Text files

Characters

A character is a single letter, or number, or space, or symbol.

A text file contains nothing but a series of numbers, where each number represents a character. The number is the character code, which is a mapping (for example, 65 for A, 66 for B).

To decode the numbers in a text file, you must know the mappings between those numbers and the characters they represent. Today there is effectively one standard code for this, called Unicode. The first 126 characters in that code are very common and, historically, were defined first as the ASCII code.

Some characters have special “non-printable” meanings and represent something other than a shape you can see: these are called control characters.

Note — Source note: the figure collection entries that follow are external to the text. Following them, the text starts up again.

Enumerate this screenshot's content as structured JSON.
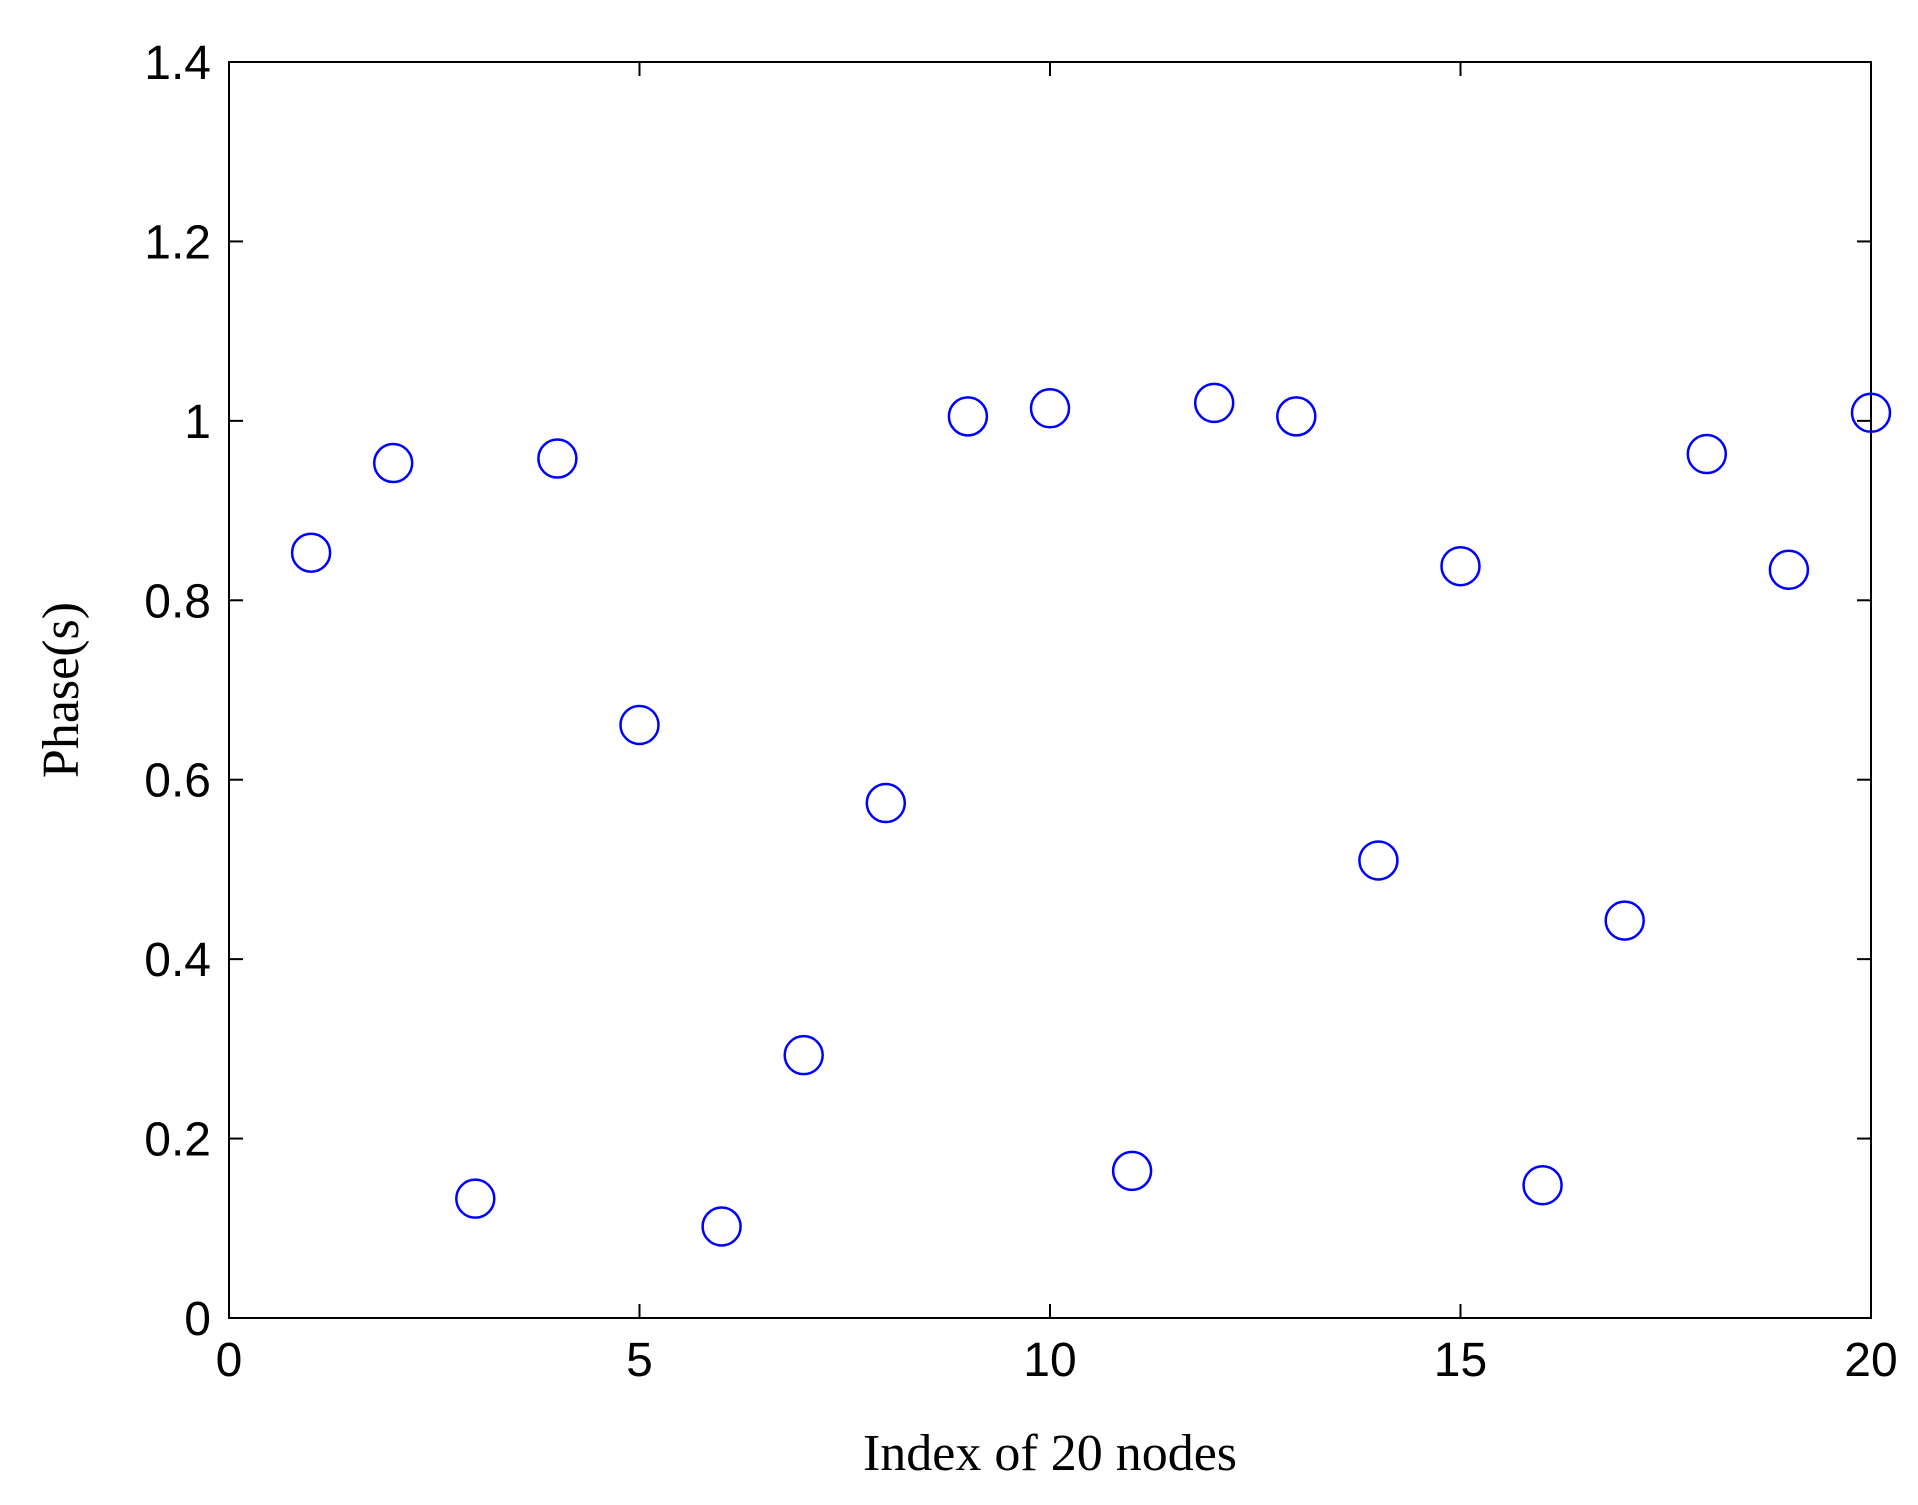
{
  "chart_data": {
    "type": "scatter",
    "title": "",
    "xlabel": "Index of 20 nodes",
    "ylabel": "Phase(s)",
    "xlim": [
      0,
      20
    ],
    "ylim": [
      0,
      1.4
    ],
    "xticks": [
      0,
      5,
      10,
      15,
      20
    ],
    "yticks": [
      0,
      0.2,
      0.4,
      0.6,
      0.8,
      1,
      1.2,
      1.4
    ],
    "xtick_labels": [
      "0",
      "5",
      "10",
      "15",
      "20"
    ],
    "ytick_labels": [
      "0",
      "0.2",
      "0.4",
      "0.6",
      "0.8",
      "1",
      "1.2",
      "1.4"
    ],
    "grid": false,
    "marker": "open-circle",
    "marker_color": "#0000ff",
    "series": [
      {
        "x": [
          1,
          2,
          3,
          4,
          5,
          6,
          7,
          8,
          9,
          10,
          11,
          12,
          13,
          14,
          15,
          16,
          17,
          18,
          19,
          20
        ],
        "y": [
          0.853,
          0.953,
          0.133,
          0.958,
          0.661,
          0.102,
          0.293,
          0.574,
          1.005,
          1.014,
          0.164,
          1.02,
          1.005,
          0.51,
          0.838,
          0.148,
          0.443,
          0.963,
          0.834,
          1.009
        ]
      }
    ]
  }
}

Accessing character codes programmatically

Most general programming languages let you access a character’s underlying character code.

In Python

In Python, use the ord() function:

letter = "A"
ord(letter)   # => 65

In Java

In Java, the underlying value of the primitive type char is its character code. So casting it explicitly as an integer will give that code. For example:

char letter  = 'A';
int char_code = letter;   // => 65

In JavaScript

In JavaScript, use string’s charCodeAt() with the index of the character within the string (but for full Unicode support, use codePointAt() instead because charCodeAt() is only good for codes up to 65536):

let letters = "ABCZ";
letters.charCodeAt(0);   // A => 65
letters.charCodeAt(3);   // Z => 90